Оно не желало создаваться в течение нескольких часов: столбы палатки необъяснимым образом падали, топор с топорища улетал в неизвестном направлении, какие-то животные неодобрительно смотрели из-за кустов. В конце концов, жилище приняло вид нескольких еловых ветвей, прислоненных к стволу большого дерева.
По прошествии некоторого времени выяснилось, что пища, о которой Филипп думал в течение двух последних часов, ничем не могла ему помочь, поскольку пришла в совершенную негодность. А ведь там, в проклятой цивилизации, был магазинчик за углом, где при наличии денег можно было бы добыть что-то съестное. Что же оставалось делать Филиппу? Охотиться он не умел. Да и крупных животных он видел только в зоопарке. Даже убийство таракана стоило ему больших моральных затрат и часто происходило непредумышленным образом.
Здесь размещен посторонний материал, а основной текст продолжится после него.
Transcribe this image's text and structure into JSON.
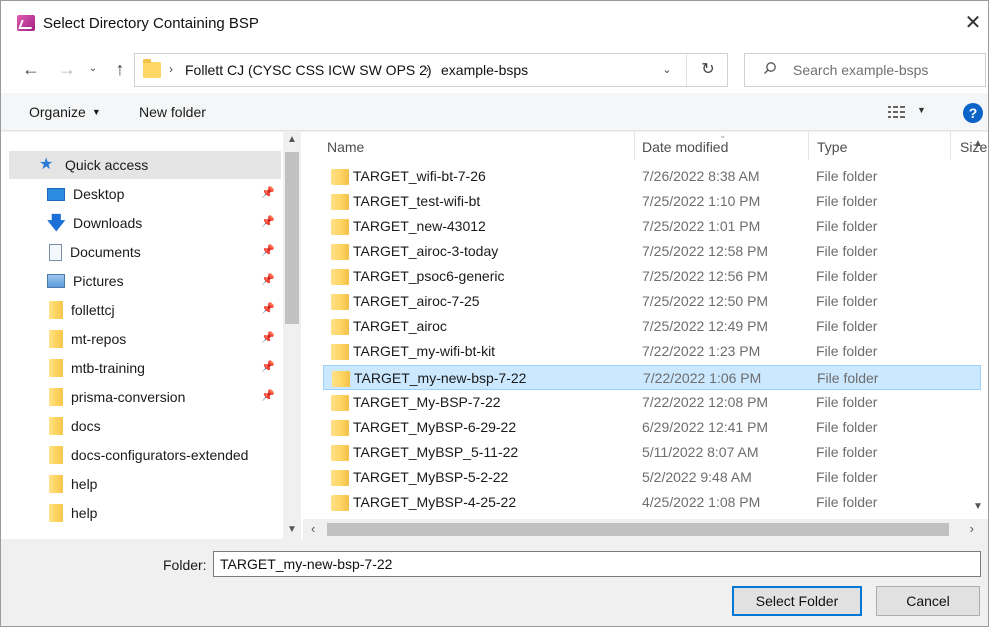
{
  "window": {
    "title": "Select Directory Containing BSP"
  },
  "address": {
    "crumbs": [
      "Follett CJ (CYSC CSS ICW SW OPS 2)",
      "example-bsps"
    ]
  },
  "search": {
    "placeholder": "Search example-bsps"
  },
  "toolbar": {
    "organize": "Organize",
    "new_folder": "New folder"
  },
  "sidebar": {
    "items": [
      {
        "label": "Quick access",
        "icon": "star-icon",
        "pinned": false
      },
      {
        "label": "Desktop",
        "icon": "desktop-icon",
        "pinned": true
      },
      {
        "label": "Downloads",
        "icon": "download-icon",
        "pinned": true
      },
      {
        "label": "Documents",
        "icon": "documents-icon",
        "pinned": true
      },
      {
        "label": "Pictures",
        "icon": "pictures-icon",
        "pinned": true
      },
      {
        "label": "follettcj",
        "icon": "folder-icon",
        "pinned": true
      },
      {
        "label": "mt-repos",
        "icon": "folder-icon",
        "pinned": true
      },
      {
        "label": "mtb-training",
        "icon": "folder-icon",
        "pinned": true
      },
      {
        "label": "prisma-conversion",
        "icon": "folder-icon",
        "pinned": true
      },
      {
        "label": "docs",
        "icon": "folder-icon",
        "pinned": false
      },
      {
        "label": "docs-configurators-extended",
        "icon": "folder-icon",
        "pinned": false
      },
      {
        "label": "help",
        "icon": "folder-icon",
        "pinned": false
      },
      {
        "label": "help",
        "icon": "folder-icon",
        "pinned": false
      }
    ]
  },
  "columns": {
    "name": "Name",
    "date": "Date modified",
    "type": "Type",
    "size": "Size"
  },
  "files": [
    {
      "name": "TARGET_wifi-bt-7-26",
      "date": "7/26/2022 8:38 AM",
      "type": "File folder"
    },
    {
      "name": "TARGET_test-wifi-bt",
      "date": "7/25/2022 1:10 PM",
      "type": "File folder"
    },
    {
      "name": "TARGET_new-43012",
      "date": "7/25/2022 1:01 PM",
      "type": "File folder"
    },
    {
      "name": "TARGET_airoc-3-today",
      "date": "7/25/2022 12:58 PM",
      "type": "File folder"
    },
    {
      "name": "TARGET_psoc6-generic",
      "date": "7/25/2022 12:56 PM",
      "type": "File folder"
    },
    {
      "name": "TARGET_airoc-7-25",
      "date": "7/25/2022 12:50 PM",
      "type": "File folder"
    },
    {
      "name": "TARGET_airoc",
      "date": "7/25/2022 12:49 PM",
      "type": "File folder"
    },
    {
      "name": "TARGET_my-wifi-bt-kit",
      "date": "7/22/2022 1:23 PM",
      "type": "File folder"
    },
    {
      "name": "TARGET_my-new-bsp-7-22",
      "date": "7/22/2022 1:06 PM",
      "type": "File folder"
    },
    {
      "name": "TARGET_My-BSP-7-22",
      "date": "7/22/2022 12:08 PM",
      "type": "File folder"
    },
    {
      "name": "TARGET_MyBSP-6-29-22",
      "date": "6/29/2022 12:41 PM",
      "type": "File folder"
    },
    {
      "name": "TARGET_MyBSP_5-11-22",
      "date": "5/11/2022 8:07 AM",
      "type": "File folder"
    },
    {
      "name": "TARGET_MyBSP-5-2-22",
      "date": "5/2/2022 9:48 AM",
      "type": "File folder"
    },
    {
      "name": "TARGET_MyBSP-4-25-22",
      "date": "4/25/2022 1:08 PM",
      "type": "File folder"
    }
  ],
  "selected_index": 8,
  "footer": {
    "folder_label": "Folder:",
    "folder_value": "TARGET_my-new-bsp-7-22",
    "select_button": "Select Folder",
    "cancel_button": "Cancel"
  }
}
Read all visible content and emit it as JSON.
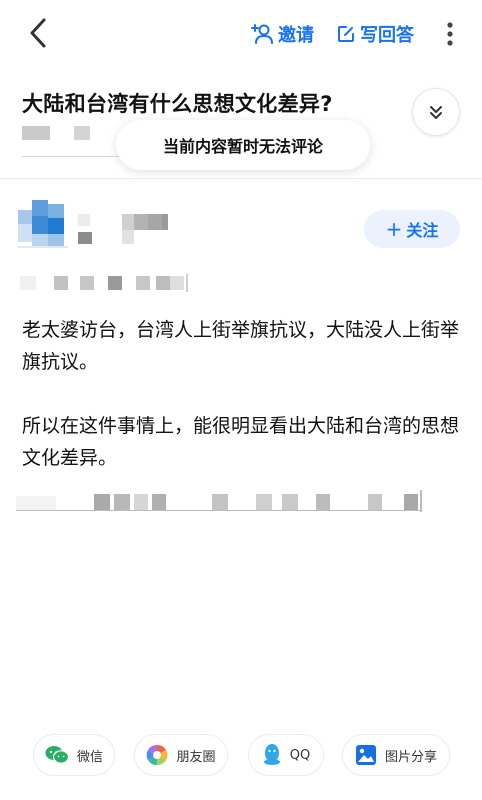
{
  "header": {
    "invite_label": "邀请",
    "answer_label": "写回答"
  },
  "question": {
    "title": "大陆和台湾有什么思想文化差异?"
  },
  "toast": {
    "message": "当前内容暂时无法评论"
  },
  "author": {
    "follow_label": "关注"
  },
  "answer": {
    "paragraphs": [
      "老太婆访台，台湾人上街举旗抗议，大陆没人上街举旗抗议。",
      "所以在这件事情上，能很明显看出大陆和台湾的思想文化差异。"
    ]
  },
  "share_bar": {
    "items": [
      {
        "label": "微信",
        "icon": "wechat-icon"
      },
      {
        "label": "朋友圈",
        "icon": "moments-icon"
      },
      {
        "label": "QQ",
        "icon": "qq-icon"
      },
      {
        "label": "图片分享",
        "icon": "image-share-icon"
      }
    ]
  },
  "colors": {
    "accent": "#1772f6",
    "follow_bg": "#ebf2fd",
    "text": "#121212"
  }
}
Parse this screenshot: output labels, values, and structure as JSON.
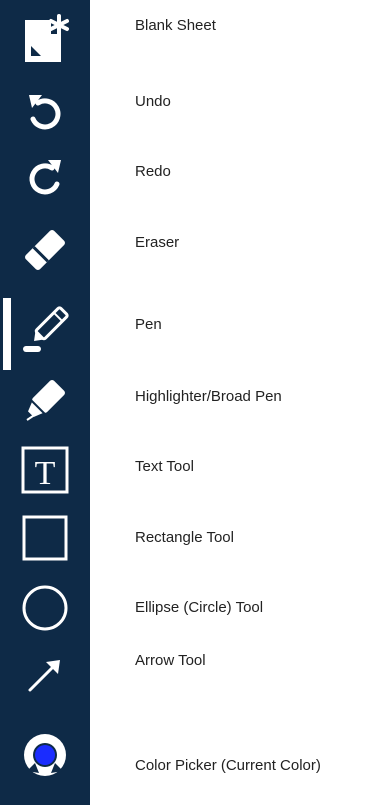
{
  "toolbar": {
    "background": "#0e2a47",
    "icon_color": "#ffffff",
    "active_tool": "Pen",
    "current_color": "#1a2cff",
    "tools": [
      {
        "icon": "blank-sheet-icon",
        "label": "Blank Sheet"
      },
      {
        "icon": "undo-icon",
        "label": "Undo"
      },
      {
        "icon": "redo-icon",
        "label": "Redo"
      },
      {
        "icon": "eraser-icon",
        "label": "Eraser"
      },
      {
        "icon": "pen-icon",
        "label": "Pen"
      },
      {
        "icon": "highlighter-icon",
        "label": "Highlighter/Broad Pen"
      },
      {
        "icon": "text-tool-icon",
        "label": "Text Tool"
      },
      {
        "icon": "rectangle-tool-icon",
        "label": "Rectangle Tool"
      },
      {
        "icon": "ellipse-tool-icon",
        "label": "Ellipse (Circle) Tool"
      },
      {
        "icon": "arrow-tool-icon",
        "label": "Arrow Tool"
      },
      {
        "icon": "color-picker-icon",
        "label": "Color Picker (Current Color)"
      }
    ]
  }
}
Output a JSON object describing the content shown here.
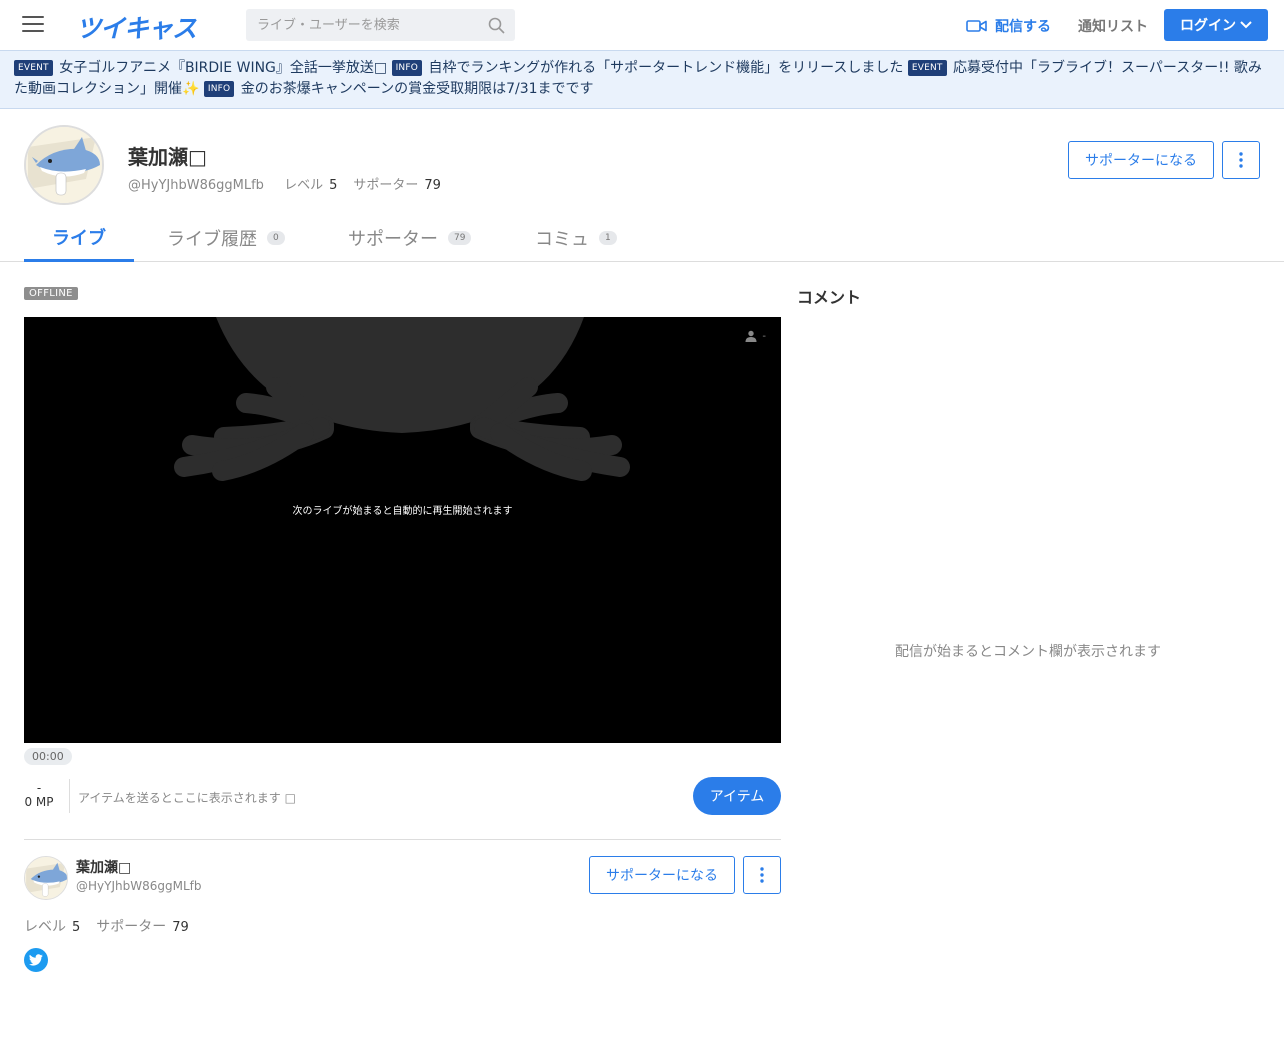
{
  "header": {
    "logo": "ツイキャス",
    "search_placeholder": "ライブ・ユーザーを検索",
    "broadcast_label": "配信する",
    "notify_label": "通知リスト",
    "login_label": "ログイン"
  },
  "banner": {
    "items": [
      {
        "tag": "EVENT",
        "text": "女子ゴルフアニメ『BIRDIE WING』全話一挙放送□"
      },
      {
        "tag": "INFO",
        "text": "自枠でランキングが作れる「サポータートレンド機能」をリリースしました"
      },
      {
        "tag": "EVENT",
        "text": "応募受付中「ラブライブ！スーパースター!! 歌みた動画コレクション」開催✨"
      },
      {
        "tag": "INFO",
        "text": "金のお茶爆キャンペーンの賞金受取期限は7/31までです"
      }
    ]
  },
  "profile": {
    "name": "葉加瀬□",
    "handle": "@HyYJhbW86ggMLfb",
    "level_label": "レベル",
    "level": "5",
    "supporter_label": "サポーター",
    "supporters": "79",
    "supporter_button": "サポーターになる"
  },
  "tabs": [
    {
      "label": "ライブ",
      "count": ""
    },
    {
      "label": "ライブ履歴",
      "count": "0"
    },
    {
      "label": "サポーター",
      "count": "79"
    },
    {
      "label": "コミュ",
      "count": "1"
    }
  ],
  "player": {
    "status": "OFFLINE",
    "viewer_count": "-",
    "message": "次のライブが始まると自動的に再生開始されます",
    "time": "00:00"
  },
  "items": {
    "mp_top": "-",
    "mp": "0 MP",
    "placeholder": "アイテムを送るとここに表示されます □",
    "button": "アイテム"
  },
  "user_card": {
    "name": "葉加瀬□",
    "handle": "@HyYJhbW86ggMLfb",
    "level_label": "レベル",
    "level": "5",
    "supporter_label": "サポーター",
    "supporters": "79",
    "supporter_button": "サポーターになる"
  },
  "comments": {
    "title": "コメント",
    "empty_message": "配信が始まるとコメント欄が表示されます"
  },
  "colors": {
    "accent": "#2b7de9",
    "banner_bg": "#eaf2fc",
    "tag_bg": "#1f3f78",
    "offline_badge": "#8e8e8e",
    "twitter": "#1d9bf0"
  },
  "icons": [
    "hamburger-menu-icon",
    "search-icon",
    "video-camera-icon",
    "chevron-down-icon",
    "kebab-menu-icon",
    "person-icon",
    "twitter-bird-icon"
  ]
}
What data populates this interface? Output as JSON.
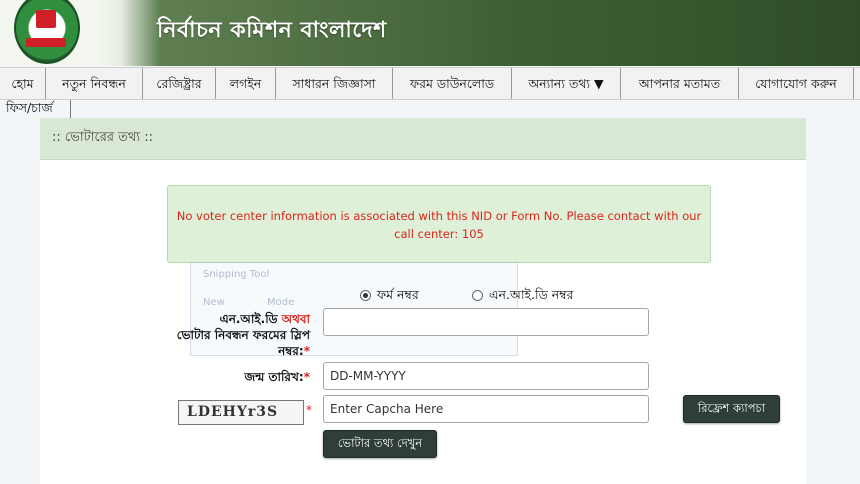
{
  "header": {
    "title": "নির্বাচন কমিশন বাংলাদেশ",
    "logo": "election-commission-logo"
  },
  "nav": {
    "items": [
      {
        "label": "হোম"
      },
      {
        "label": "নতুন নিবন্ধন"
      },
      {
        "label": "রেজিষ্ট্রার"
      },
      {
        "label": "লগইন"
      },
      {
        "label": "সাধারন জিজ্ঞাসা"
      },
      {
        "label": "ফরম ডাউনলোড"
      },
      {
        "label": "অন্যান্য তথ্য ▼"
      },
      {
        "label": "আপনার মতামত"
      },
      {
        "label": "যোগাযোগ করুন"
      }
    ],
    "sub_item": "ফিস/চার্জ"
  },
  "section": {
    "title": ":: ভোটারের তথ্য ::"
  },
  "alert": {
    "message": "No voter center information is associated with this NID or Form No. Please contact with our call center: 105",
    "color": "#d9251c"
  },
  "ghost_overlay": {
    "title": "Snipping Tool",
    "new": "New",
    "mode": "Mode"
  },
  "form": {
    "radio_form_label": "ফর্ম নম্বর",
    "radio_nid_label": "এন.আই.ডি নম্বর",
    "selected": "form",
    "id_label_prefix": "এন.আই.ডি",
    "id_label_or": "অথবা",
    "id_label_rest": "ভোটার নিবন্ধন ফরমের স্লিপ নম্বর:",
    "id_value": "",
    "dob_label": "জন্ম তারিখ:",
    "dob_placeholder": "DD-MM-YYYY",
    "captcha_text": "LDEHYr3S",
    "captcha_placeholder": "Enter Capcha Here",
    "refresh_button": "রিফ্রেশ ক্যাপচা",
    "submit_button": "ভোটার তথ্য দেখুন",
    "required_mark": "*"
  }
}
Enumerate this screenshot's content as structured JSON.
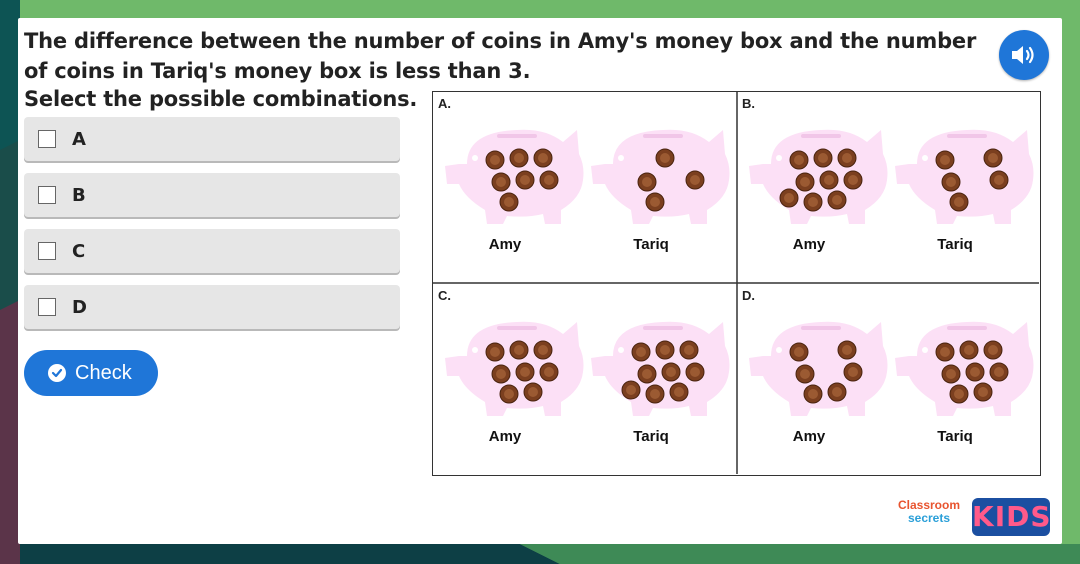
{
  "question": {
    "text": "The difference between the number of coins in Amy's money box and the number of coins in Tariq's money box is less than 3.",
    "instruction": "Select the possible combinations."
  },
  "options": [
    {
      "label": "A",
      "checked": false
    },
    {
      "label": "B",
      "checked": false
    },
    {
      "label": "C",
      "checked": false
    },
    {
      "label": "D",
      "checked": false
    }
  ],
  "check_button": {
    "label": "Check"
  },
  "audio_button": {
    "icon": "speaker-icon"
  },
  "panels": [
    {
      "letter": "A.",
      "left": {
        "name": "Amy",
        "coins": 7
      },
      "right": {
        "name": "Tariq",
        "coins": 4
      }
    },
    {
      "letter": "B.",
      "left": {
        "name": "Amy",
        "coins": 9
      },
      "right": {
        "name": "Tariq",
        "coins": 5
      }
    },
    {
      "letter": "C.",
      "left": {
        "name": "Amy",
        "coins": 8
      },
      "right": {
        "name": "Tariq",
        "coins": 9
      }
    },
    {
      "letter": "D.",
      "left": {
        "name": "Amy",
        "coins": 6
      },
      "right": {
        "name": "Tariq",
        "coins": 8
      }
    }
  ],
  "logo": {
    "top": "Classroom",
    "bottom": "secrets",
    "kids": "KIDS"
  },
  "colors": {
    "background_green": "#6fb96a",
    "accent_blue": "#1f76d8",
    "pig_pink": "#fce0f6",
    "coin_brown": "#7b3f1f"
  }
}
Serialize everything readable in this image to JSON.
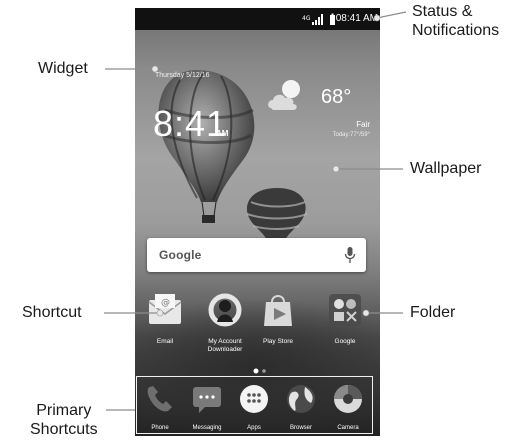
{
  "callouts": {
    "status": [
      "Status &",
      "Notifications"
    ],
    "widget": "Widget",
    "wallpaper": "Wallpaper",
    "shortcut": "Shortcut",
    "folder": "Folder",
    "primary": [
      "Primary",
      "Shortcuts"
    ]
  },
  "statusbar": {
    "time": "08:41 AM",
    "icons": [
      "signal-icon",
      "battery-icon"
    ]
  },
  "widget": {
    "date": "Thursday 5/12/16",
    "time": "8:41",
    "ampm": "AM",
    "temperature": "68°",
    "condition": "Fair",
    "today_range": "Today:77°/59°",
    "weather_icon": "partly-sunny-icon"
  },
  "search": {
    "logo": "Google",
    "mic_icon": "mic-icon"
  },
  "home_apps": [
    {
      "label": "Email",
      "icon": "email-icon"
    },
    {
      "label": "My Account Downloader",
      "icon": "my-account-icon"
    },
    {
      "label": "Play Store",
      "icon": "play-store-icon"
    },
    {
      "label": "Google",
      "icon": "google-folder-icon"
    }
  ],
  "dock_apps": [
    {
      "label": "Phone",
      "icon": "phone-icon"
    },
    {
      "label": "Messaging",
      "icon": "messaging-icon"
    },
    {
      "label": "Apps",
      "icon": "apps-icon"
    },
    {
      "label": "Browser",
      "icon": "browser-icon"
    },
    {
      "label": "Camera",
      "icon": "camera-icon"
    }
  ],
  "colors": {
    "callout_line": "#8c8c8c",
    "callout_dot": "#e8e8e8",
    "statusbar": "#111111"
  }
}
Он начал размачивать макароны в воде и печь хлеб на костре. Но последний вскоре погас – почти все спички отсырели.
Ночью Филипп спал плохо. Ему казалось, что какие-то любопытные чудовища заглядывают в его жилище. Однажды он очень явственно услышал, что кто-то ходит вокруг шалаша, треща сухими ветвями.
Так прошла неделя.
…На месте стоянки Филиппа – лишь чёрные угли да разваливающийся шалаш. Вокруг тишина, возможная только в этих местах. Волны с громким шуршанием накатываются на холодные камни. Но где же Филипп? Он стоит на знакомой станции и с надеждой смотрит в сизую даль, откуда должна появиться грохочущая железными колёсами цивилизация.